In fairness, individual performances are solid, and the nightmarish, chaotic feel to the start of the shooting is handled beautifully. But it comes to something when there’s so little reason to be invested in the subsidiary characters that it barely registers when people are killed.

It’s impossible to write about the second series of the dour, overcomplicated Bloodlands (BBC One) without bumping into a few spoilers, so proceed at your peril. Written and created by Chris Brandon and executive produced by Jed Mercurio, the Northern Ireland-set drama sees James Nesbitt return as compromised detective Tom Brannick, whose terrorism-linked crimes were revealed (to viewers at least) by the end of the first series.

This opening episode launches with an unintentionally amusing flashback to the 1998 murders, with Brannick removing his balaclava to reveal a deepfake “younger” Nesbitt who resembles one of those games where you make a face with magnetised iron filings. There’s also the revelation that, as well as guns, gold bars were involved.

Cut to the present day, where Brannick and his colleague DS Niamh McGovern (Charlene McKenna) investigate the murder of an accountant. Does perma-shifty-eyed Brannick seem to know the victim? Of course. Does he have sexual tension with the accountant’s femme fatale widow, played by Victoria Smurfit? He does. Their gazes steamily lock as Brannick snarls: “I’m the policeman. I ask the questions.”

James Nesbitt and Charlene McKenna in Bloodlands
James Nesbitt and Charlene McKenna in the ‘weirdly addictive’ Bloodlands. BBC/HTM Television Photograph: Steffan Hill/BBC/HTM Television

Bloodlands is not a straightforward whodunnit. Brannick is a Northern Irish Tom Ripley, and it’s all about whether he keeps getting away with it. Sadly, his antics have long since passed Scooby-Doo levels of obvious, and you can’t see how Bloodlands might survive for a third series. It is weirdly addictive though.

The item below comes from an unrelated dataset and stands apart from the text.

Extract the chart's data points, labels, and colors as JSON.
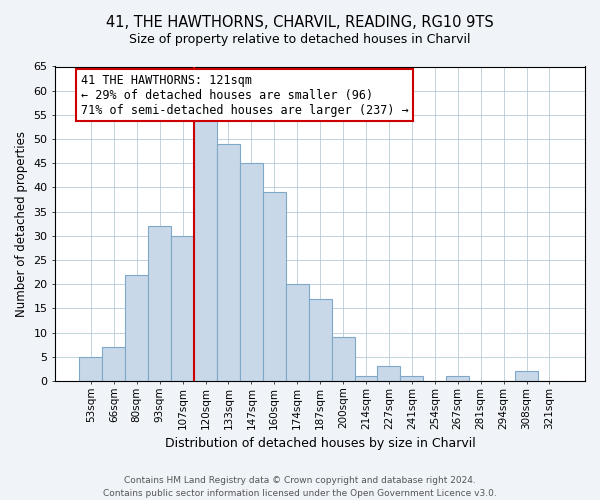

Still on BBC One, new six-part comedy-thriller Am I Being Unreasonable? is written by and stars Daisy May Cooper and Selin Hizli. In a glow-up from her trackie-clad This Country days, Cooper plays Nic, a restless but minted mum living in an absurdly idyllic After Life-type town. Nic is unhappy with her husband – and her true love was killed in a blackly comedic train accident. Hizli plays Nic’s new mum pal, but can she be trusted?

Lenny Rush, Ruben Catt and Daisy May Cooper in Am I Being Unreasonable?
Lenny Rush, Ruben Catt and Daisy May Cooper in Am I Being Unreasonable? Boffola Pictures Photograph: Alistair Heap/Boffola Pictures

I’m a fan of Cooper’s lairy comic energy, and young actor Lenny Rush, who plays her son, is superb. Rush has Spondyloepiphyseal Dysplasia congenita, which is worked into a scene to highlight the condescension of another mum. Sometimes both the comic and thriller elements slacken, but by the second episode there are glimmers of a strange, sharp production. Think a ratcheted-up Motherland, twisted through with secrets and lies.

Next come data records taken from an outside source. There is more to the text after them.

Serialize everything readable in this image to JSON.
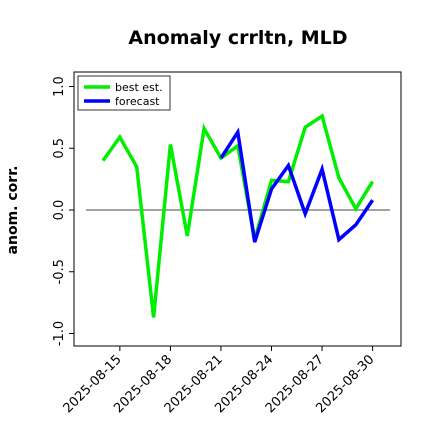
{
  "chart_data": {
    "type": "line",
    "title": "Anomaly crrltn, MLD",
    "xlabel": "",
    "ylabel": "anom. corr.",
    "ylim": [
      -1.05,
      1.1
    ],
    "yticks": [
      -1.0,
      -0.5,
      0.0,
      0.5,
      1.0
    ],
    "ytick_labels": [
      "-1.0",
      "-0.5",
      "0.0",
      "0.5",
      "1.0"
    ],
    "x": [
      "2025-08-14",
      "2025-08-15",
      "2025-08-16",
      "2025-08-17",
      "2025-08-18",
      "2025-08-19",
      "2025-08-20",
      "2025-08-21",
      "2025-08-22",
      "2025-08-23",
      "2025-08-24",
      "2025-08-25",
      "2025-08-26",
      "2025-08-27",
      "2025-08-28",
      "2025-08-29",
      "2025-08-30"
    ],
    "xticks": [
      "2025-08-15",
      "2025-08-18",
      "2025-08-21",
      "2025-08-24",
      "2025-08-27",
      "2025-08-30"
    ],
    "highlighted_tick": "2025-08-21",
    "highlight_color": "#228b22",
    "reference_line_y": 0.0,
    "legend_position": "top-left",
    "series": [
      {
        "name": "best est.",
        "color": "#00ee00",
        "values": [
          0.4,
          0.59,
          0.35,
          -0.87,
          0.53,
          -0.21,
          0.66,
          0.42,
          0.52,
          -0.24,
          0.24,
          0.23,
          0.67,
          0.76,
          0.26,
          0.01,
          0.23
        ]
      },
      {
        "name": "forecast",
        "color": "#0000ff",
        "values": [
          null,
          null,
          null,
          null,
          null,
          null,
          null,
          0.42,
          0.63,
          -0.26,
          0.17,
          0.36,
          -0.03,
          0.33,
          -0.24,
          -0.12,
          0.08
        ]
      }
    ]
  }
}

Star ratings (out of five)
Crossfire ★★
Bloodlands ★★★
Am I Being Unreasonable? ★★★

What else I’m watching

Broke: Britain’s Debt Emergency: Dispatches
Channel 4
The cost of living crisis is a grim reality for millions of Britons. Dispatches joins Citizens Advice as it deals with individuals sinking into debt as they struggle to survive.

Ghosts
BBC One
It’s series four of the ever-charming comedy about spooks haunting a mansion. Charlotte Ritchie and Kiell Smith-Bynoe star as the still-breathing couple, while Simon Farnaby and Lolly Adefope are among the ghosts.

Fiona Shaw as Maarva in Andor.
Fiona Shaw as Maarva in Andor. Lucasfilm Ltd Photograph: Lucasfilm Ltd./Lucasfilm Ltd

Andor
Disney+
Starring Diego Luna, Forest Whitaker, Stellan Skarsgård and Fiona Shaw, this prequel series to Star Wars’ Rogue One is set in a space-age dystopia and features a robot that resembles R2-D2 – though it looks like it’s made out of old car parts. Enjoy.